2.2.2. Medical Service Utilization
This index is divided into two parts: outpatient and hospitalization. According to the CHARLS questionnaire, there are the following questions: In the outpatient medical service utilization, ‘In the past month, did you go to a medical institution to see an outpatient clinic or receive on-site medical services (excluding physical examination)?’ ‘Have you ever been ill in the past month?’ Questions such as ‘What’s the main reason for you not to see a doctor’, ‘What medical institutions did you go to for outpatient treatment in the past month’, ‘How many times did you go to this medical institution in the past month” provide relevant data. In the part of hospitalization medical service utilization, ‘In the past year, did a doctor say that you should have been hospitalized’, ‘What are the main reasons why you did not go to hospital’, ‘Have you ever been hospitalized in the past year’, ‘How many hospitalizations have you received in the past year’ and other questions are asked to understand the inpatient medical service utilization of respondents.
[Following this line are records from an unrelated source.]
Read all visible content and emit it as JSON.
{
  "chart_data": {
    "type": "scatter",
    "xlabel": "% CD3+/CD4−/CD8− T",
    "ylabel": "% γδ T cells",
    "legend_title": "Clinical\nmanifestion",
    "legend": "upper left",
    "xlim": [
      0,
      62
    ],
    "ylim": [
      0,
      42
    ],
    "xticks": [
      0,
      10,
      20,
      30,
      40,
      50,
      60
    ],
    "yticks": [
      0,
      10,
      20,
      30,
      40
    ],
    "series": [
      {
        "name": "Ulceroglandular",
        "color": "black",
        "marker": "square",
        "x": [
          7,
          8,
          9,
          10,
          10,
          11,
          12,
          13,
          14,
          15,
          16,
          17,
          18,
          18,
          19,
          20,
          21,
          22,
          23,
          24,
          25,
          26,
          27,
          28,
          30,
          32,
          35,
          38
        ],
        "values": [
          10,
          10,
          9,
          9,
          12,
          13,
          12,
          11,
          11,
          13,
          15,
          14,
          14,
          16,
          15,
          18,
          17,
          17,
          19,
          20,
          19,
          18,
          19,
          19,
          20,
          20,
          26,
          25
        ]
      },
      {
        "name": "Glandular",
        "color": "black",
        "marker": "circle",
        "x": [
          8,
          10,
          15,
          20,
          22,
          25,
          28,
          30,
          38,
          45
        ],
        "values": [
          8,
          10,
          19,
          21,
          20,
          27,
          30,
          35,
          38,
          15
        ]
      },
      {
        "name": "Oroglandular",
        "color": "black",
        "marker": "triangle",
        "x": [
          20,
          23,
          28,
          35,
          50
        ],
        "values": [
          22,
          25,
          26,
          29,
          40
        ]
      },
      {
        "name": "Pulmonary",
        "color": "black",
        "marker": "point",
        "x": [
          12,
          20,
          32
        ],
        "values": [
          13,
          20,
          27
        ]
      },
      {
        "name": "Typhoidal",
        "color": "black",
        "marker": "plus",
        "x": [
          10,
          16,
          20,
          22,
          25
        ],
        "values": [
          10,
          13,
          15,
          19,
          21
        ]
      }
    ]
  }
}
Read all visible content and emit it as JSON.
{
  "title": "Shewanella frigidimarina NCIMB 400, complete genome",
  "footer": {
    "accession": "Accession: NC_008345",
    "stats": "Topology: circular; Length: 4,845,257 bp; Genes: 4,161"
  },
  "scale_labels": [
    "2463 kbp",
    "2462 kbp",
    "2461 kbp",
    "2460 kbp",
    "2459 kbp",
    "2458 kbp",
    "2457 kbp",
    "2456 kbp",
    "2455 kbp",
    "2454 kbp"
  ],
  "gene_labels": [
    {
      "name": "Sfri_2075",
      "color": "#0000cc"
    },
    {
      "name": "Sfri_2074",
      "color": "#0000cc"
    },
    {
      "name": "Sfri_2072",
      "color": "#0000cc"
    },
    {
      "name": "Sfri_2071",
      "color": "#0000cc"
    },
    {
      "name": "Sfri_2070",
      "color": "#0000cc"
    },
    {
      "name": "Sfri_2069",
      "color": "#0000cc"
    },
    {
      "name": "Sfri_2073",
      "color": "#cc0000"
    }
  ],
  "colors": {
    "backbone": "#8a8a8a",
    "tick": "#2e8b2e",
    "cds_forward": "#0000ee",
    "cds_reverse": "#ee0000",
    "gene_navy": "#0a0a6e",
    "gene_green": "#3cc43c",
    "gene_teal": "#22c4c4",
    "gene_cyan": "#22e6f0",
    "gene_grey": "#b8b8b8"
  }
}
2.2.3. Medical Expenditure
Similar to the second part, the medical expenditure of the sample is divided into outpatient and hospitalization which is measured by asking ‘What was the total cost of visiting this medical institution in the past month? How much did you pay yourself’, and ‘What is the total cost of hospitalization in the past year (excluding escort, family transportation and accommodation)?’ ‘How much of it was self-paid?’
2.2.4. NRCMS
Firstly, according to the data of the two periods of CHARLS, the proportion of farmers participating in NRCMS is over 91%, while about 9% do not. Therefore, the following part investigates the differences of health status, utilization of medical services and expenditure between the participating elderly and the non-participating elderly by distinguishing whether the farmers have participated in NRCMS. Secondly, combined with CHARLS, this study also investigates how NRCMS policy affects the medical service utilization and expenditure of the elderly, especially the chronic disease patients, from the dimensions of supplementary medical insurance (such as major illness medical treatment) and reimbursement methods.
2.2.5. Other Variables
Other control variables also are controlled, such as travel distance, regional dummy variables, per capita family income, gender, age, education level, marital status, whether to live with children, family size (excluding the main respondents and their spouses) and other socio-economic demographic characteristics. What’s notice, it refers to the distance between the participating farmers’ medical treatment places and their homes, which not only reflects their medical treatment cost, but also the accessibility of medical service resources, the level of medical institutions and the service quality.